Your question presupposes that there is ambiguity in equating classic liberalism which, as you state, is better today classified as a moderate right leaning ideology(libertarianism); than with progressivism, the left, or modern liberalism(all synonyms). What you are missing is the understanding of what distinguishes left and right along with historical perspective.
The left is about new ideas, new solution when problems occur. Classic liberalism in the Age of Enlightenment when Jefferson, Paine, Beccaria, Baruch Spinoza, Diderot, Kant, Hume, Rousseau and Adam Smith first expressed them were new and thus liberal. Just as we say Stalin and Lenin were extreme examples of left ideology because they set out to create a new form of government.
The right or conservatism is about preserving the status quo. When conservatives face a problem they try previously used solutions or failing that reforming the existing system. We call the Roman senator Cato a conservative because at the end of the Roman Republic he dedicated himself to preserving the republic, the old system. He opposed the new, opposed empire. Alexander Hamilton is said to be the father of American conservatism for taking the opposite position. Hamilton favored recreating a monarchy in an age when monarchies were the norm. Hamilton and Cato both believed in the tried and true forms of government for there times but due to there periods supported opposite systems.
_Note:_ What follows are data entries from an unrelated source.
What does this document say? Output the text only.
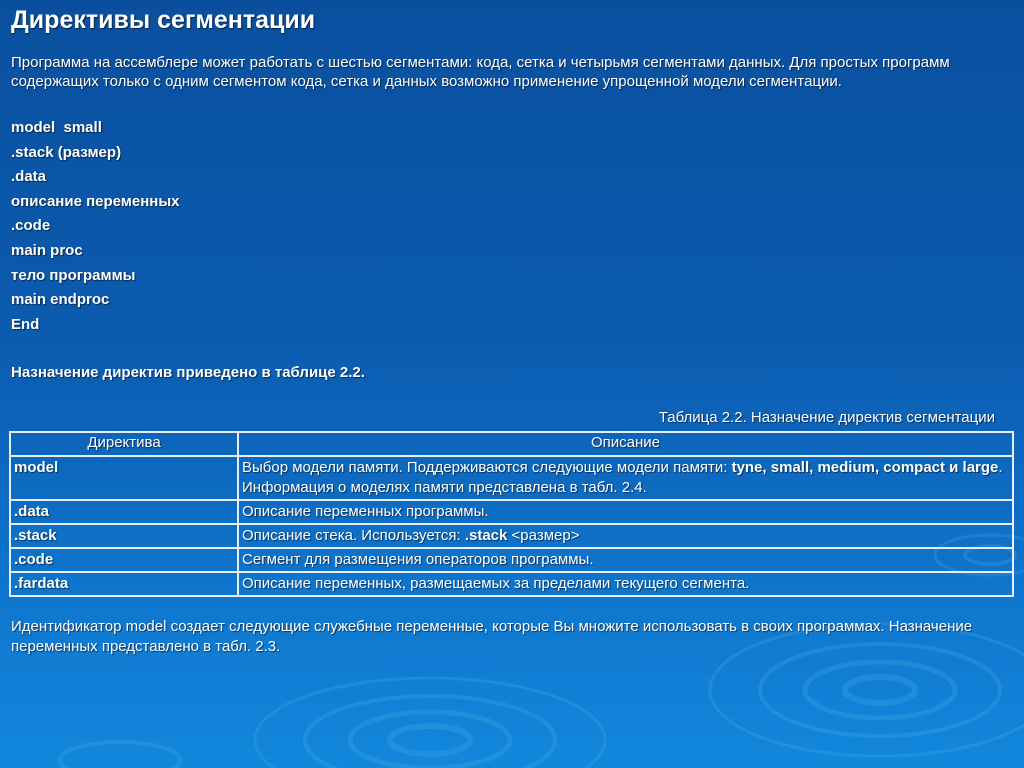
Директивы сегментации

Программа на ассемблере может работать с шестью сегментами: кода, сетка и четырьмя сегментами данных. Для простых программ содержащих только с одним сегментом кода, сетка и данных возможно применение упрощенной модели сегментации.

model  small
.stack (размер)
.data
описание переменных
.code
main proc
тело программы
main endproc
End

Назначение директив приведено в таблице 2.2.

Таблица 2.2. Назначение директив сегментации

Директива	Описание
model	Выбор модели памяти. Поддерживаются следующие модели памяти: tyne, small, medium, compact и large. Информация о моделях памяти представлена в табл. 2.4.
.data	Описание переменных программы.
.stack	Описание стека. Используется: .stack <размер>
.code	Сегмент для размещения операторов программы.
.fardata	Описание переменных, размещаемых за пределами текущего сегмента.

Идентификатор model создает следующие служебные переменные, которые Вы множите использовать в своих программах. Назначение переменных представлено в табл. 2.3.
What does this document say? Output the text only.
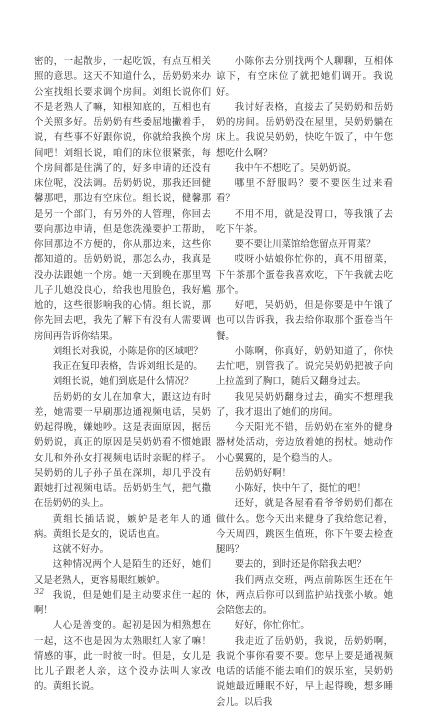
密的，一起散步，一起吃饭，有点互相关照的意思。这天不知道什么，岳奶奶来办公室找组长要求调个房间。刘组长说你们不是老熟人了嘛，知根知底的，互相也有个关照多好。岳奶奶有些委屈地撇着手，说，有些事不好跟你说，你就给我换个房间吧！刘组长说，咱们的床位很紧张，每个房间都是住满了的，好多申请的还没有床位呢，没法调。岳奶奶说，那我还回健馨那吧，那边有空床位。组长说，健馨那是另一个部门，有另外的人管理，你回去要向那边申请，但是您洗澡要护工帮助，你回那边不方便的，你从那边来，这些你都知道的。岳奶奶说，那怎么办，我真是没办法跟她一个房。她一天到晚在那里骂儿子儿媳没良心，给我也甩脸色，我好尴尬的，这些很影响我的心情。组长说，那你先回去吧，我先了解下有没有人需要调房间再告诉你结果。

刘组长对我说，小陈是你的区域吧？

我正在复印表格，告诉刘组长是的。

刘组长说，她们到底是什么情况？

岳奶奶的女儿在加拿大，跟这边有时差，她需要一早刷那边通视频电话，吴奶奶起得晚，嫌她吵。这是表面原因，据岳奶奶说，真正的原因是吴奶奶看不惯她跟女儿和外孙女打视频电话时亲昵的样子。吴奶奶的儿子孙子虽在深圳，却几乎没有跟她打过视频电话。岳奶奶生气，把气撒在岳奶奶的头上。

黄组长插话说，嫉妒是老年人的通病。黄组长是女的，说话也直。

这就不好办。

这种情况两个人是陌生的还好，她们又是老熟人，更容易眼红嫉妒。

我说，但是她们是主动要求住一起的啊！

人心是善变的。起初是因为相熟想在一起，这不也是因为太熟眼红人家了嘛！情感的事，此一时彼一时。但是，女儿是比儿子跟老人亲，这个没办法叫人家改的。黄组长说。

小陈你去分别找两个人聊聊，互相体谅下，有空床位了就把她们调开。我说好。

我讨好表格，直接去了吴奶奶和岳奶奶的房间。岳奶奶没在屋里，吴奶奶躺在床上。我说吴奶奶，快吃午饭了，中午您想吃什么啊？

我中午不想吃了。吴奶奶说。

哪里不舒服吗？要不要医生过来看看？

不用不用，就是没胃口，等我饿了去吃下午茶。

要不要让川菜馆给您留点开胃菜？

哎呀小姑娘你忙你的，真不用留菜，下午茶那个蛋卷我喜欢吃，下午我就去吃那个。

好吧，吴奶奶，但是你要是中午饿了也可以告诉我，我去给你取那个蛋卷当午餐。

小陈啊，你真好，奶奶知道了，你快去忙吧，别管我了。说完吴奶奶把被子向上拉盖到了胸口，随后又翻身过去。

我见吴奶奶翻身过去，确实不想理我了，我才退出了她们的房间。

今天阳光不错，岳奶奶在室外的健身器材处活动，旁边放着她的拐杖。她动作小心翼翼的，是个稳当的人。

岳奶奶好啊！

小陈好，快中午了，挺忙的吧！

还好，就是各屋看看爷爷奶奶们都在做什么。您今天出来健身了我给您记着，今天周四，跳医生值班，你下午要去检查腿吗？

要去的，到时还是你陪我去吧？

我们两点交班，两点前陈医生还在午休，两点后你可以到监护站找张小敏。她会陪您去的。

好好，你忙你忙。

我走近了岳奶奶，我说，岳奶奶啊，我说个事你看要不要。您早上要是通视频电话的话能不能去咱们的娱乐室，吴奶奶说她最近睡眠不好，早上起得晚，想多睡会儿。以后我

32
Hitler and Mussolini(fascism) are extreme examples of conservatism because in both Germany and Italy they were about recreating what had existed in the past. Hitler wanted to create the third Reich. Mussolini wanted to recreate the Roman Empire.
Each side has its advantages and disadvantages for moderate subscribers. Right leaning or conservatism tend to make safe well understood changes when confronting problems; however also by definition these solutions are compromises as there typically are reasons previous policies where changed. Conservatism really falls down when society faces systemic problems history has no answer for and reform is insufficient to address. ( ending slavery, labor laws after the dawn of the Industrial Age, trust busting, civil rights, woman’s suffrage ) Still conservative solutions are generally good safe solutions.
Left leaning or liberal solutions are inherently more dangerous with more unforeseen consequences. New ideas are inherently more risky than well understood previously tried solutions. Still without new ideas there is no progress. Most old ideas where at one time new ideas. Which brings us back along to libertarianism or classic liberalism.
Typically conservative ideology is most attractive after prolonged liberal rule; when society wants to introduce normalcy or just get things working again. Not coincidentally liberal ideology is most attractive and appealing after prolonged conservative rule. When society is struggling with systemic problems which history has no answer for.